You could set your watch by him.
Each day, like clockwork, he stands at the mouth of the street,
digging through the twin bellies of metal and waste,
just before the garbage truck arrives to swallow it whole.
Sometimes, he returns, hopeful that the city’s discards
might offer him a morsel to hush his hunger,
a garment to shield him from the night’s cold hands.
To watch a man forage for dignity in filth—
it unsettles, if your heart has not hardened to stone.
“He messes up the streets,” she muttered.
“He should find work—who, in their right mind,
would dig through garbage?”
Yet her words carried more than annoyance;
they bore the weight of a world divided.
The clean and the unclean, the worthy and the waste.
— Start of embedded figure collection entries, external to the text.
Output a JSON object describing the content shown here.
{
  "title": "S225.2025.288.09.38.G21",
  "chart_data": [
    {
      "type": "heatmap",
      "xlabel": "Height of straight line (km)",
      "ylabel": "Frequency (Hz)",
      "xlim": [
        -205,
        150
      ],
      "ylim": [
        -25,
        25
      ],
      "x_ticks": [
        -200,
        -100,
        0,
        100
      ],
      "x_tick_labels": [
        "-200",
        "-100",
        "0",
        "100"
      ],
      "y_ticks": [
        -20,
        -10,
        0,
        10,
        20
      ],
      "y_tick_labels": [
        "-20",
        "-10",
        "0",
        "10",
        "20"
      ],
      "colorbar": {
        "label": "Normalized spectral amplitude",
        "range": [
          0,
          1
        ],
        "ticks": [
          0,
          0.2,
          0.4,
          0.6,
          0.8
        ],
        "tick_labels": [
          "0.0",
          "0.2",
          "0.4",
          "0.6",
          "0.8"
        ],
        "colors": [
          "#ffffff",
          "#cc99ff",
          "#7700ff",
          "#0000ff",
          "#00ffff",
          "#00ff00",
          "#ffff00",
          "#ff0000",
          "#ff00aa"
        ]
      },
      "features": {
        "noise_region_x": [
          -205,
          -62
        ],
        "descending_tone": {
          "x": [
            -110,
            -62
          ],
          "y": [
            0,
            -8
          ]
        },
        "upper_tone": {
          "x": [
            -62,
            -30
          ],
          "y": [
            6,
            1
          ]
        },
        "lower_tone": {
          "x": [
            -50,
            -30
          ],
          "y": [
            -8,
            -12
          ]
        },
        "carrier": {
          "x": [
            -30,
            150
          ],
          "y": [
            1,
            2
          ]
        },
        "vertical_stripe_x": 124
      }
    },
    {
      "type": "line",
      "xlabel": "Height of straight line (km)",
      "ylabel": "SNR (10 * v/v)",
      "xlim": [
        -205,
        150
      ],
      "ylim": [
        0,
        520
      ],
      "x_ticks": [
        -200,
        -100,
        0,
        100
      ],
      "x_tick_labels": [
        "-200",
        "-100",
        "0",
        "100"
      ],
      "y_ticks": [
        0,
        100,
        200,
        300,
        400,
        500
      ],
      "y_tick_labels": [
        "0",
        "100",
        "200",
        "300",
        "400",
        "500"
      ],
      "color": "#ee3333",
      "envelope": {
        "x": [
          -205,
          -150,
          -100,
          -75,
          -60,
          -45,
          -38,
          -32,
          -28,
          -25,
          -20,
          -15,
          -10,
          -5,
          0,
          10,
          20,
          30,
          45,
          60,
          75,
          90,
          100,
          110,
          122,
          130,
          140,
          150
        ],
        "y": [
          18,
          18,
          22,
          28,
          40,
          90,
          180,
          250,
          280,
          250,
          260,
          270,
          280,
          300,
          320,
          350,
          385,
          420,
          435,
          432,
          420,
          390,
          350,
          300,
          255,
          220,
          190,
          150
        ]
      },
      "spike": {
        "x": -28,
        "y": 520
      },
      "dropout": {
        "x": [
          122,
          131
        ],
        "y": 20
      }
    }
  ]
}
I asked her, “Would you, or anyone you know,
hire him, as he is?”
Silence.
How easily we measure our own worth
against those beneath our feet.
How readily we build our thrones
on the backs of those we pity or despise.
I have stood where she stands.
Once, I too judged from my high place,
believing struggle was always a choice,
that misfortune wore a face I’d never wear.
But life humbles, unravels,
teaches through the bitter hand of experience.
I have known the slide from grace,
the sting of judgment from those
who would not lift a finger,
yet found the strength to point.
No man would make a home of hunger
if he could help it.
No man would choose a dustbin
as his daily bread.
Desperation bends even the strongest backs,
hard times make strangers of us all.
And yet, we look down from our places of comfort,
casting stones from houses built on fragile luck.
We call it choice. We call it consequence.
We call it anything but what it is—
a man, doing what he must to survive.
So the next time you pass him,
or another soul sifting through the ruins of plenty,
why not give, instead of judge?
Why not offer bread, or a kind word,
instead of the weight of your disdain?
If I am to believe the scriptures,
he is no lesser, and we are no greater.
Grace does not measure.
Love does not count coins before it gives.
So let us choose grace,
while we still have the privilege to give it.